Interphone on Acoustic Neuroma:
Increased Risk Among Heavy Users
The Interphone results on acoustic neuroma (AN) are —finally— out. As in the Interphone analysis of brain tumors, there does appear to be a higher risk among the heaviest users of cell phones. Yet, as before, the results are uncertain and open to alternative explanations.
Here is the closing paragraph of the paper in Cancer Epidemiology:
"In conclusion, we did not observe an increase in risk of AN with ever [sic] regular use of a mobile phone or in mobile phone users who began use 10 years or more before the reference date. Further, we did not see any trend in AN risk with increasing cumulative use; the lowest [odds ratio] OR was in the 9th decile of cumulative call time. There was an increased odds ratio for those with heavy (1640 h or more) cumulative call time, particularly in long-term users and in those who reported use of a mobile phone on the same side of their head as the tumor occurred. This increase could be due to chance, reporting bias or a causal effect. It is possible too that the interval between introduction of mobile phones and occurrence of the tumor we studied was too short to observe an effect, if there is one, as acoustic neuroma is usually a slowly growing tumor."
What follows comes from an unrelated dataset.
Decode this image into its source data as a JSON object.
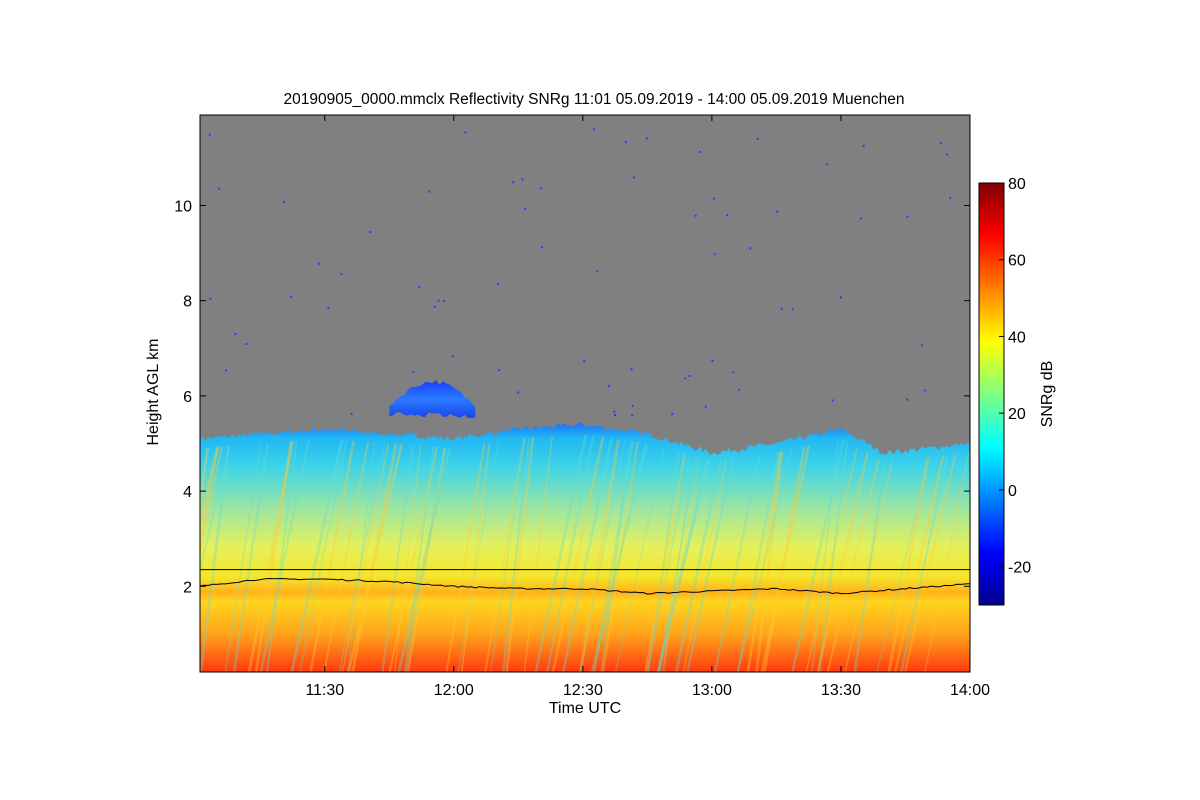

The paper was made available to the IARC panel in May before its public release. In a summary statement, issued after the meeting, IARC reported that the decision to classify wireless radiation as a "possible human carcinogen" was based, in part, on these results.
Once again as in virually all the Interphone risk estimates, the majority of the odds ratios in the acoustic neuroma paper are less than one, suggesting some type of systematic bias. In an appendix to the brain tumor paper, published last year, a method was presented to compensate for that bias, yielding some provocative results pointing to a more consistent risk. That analysis was hidden away on the Internet. For acoustic neuroma, a similar, secondary analysis was also carried out, though this time with less dramatic effect. It also appears in an appendix, but as part of the published paper.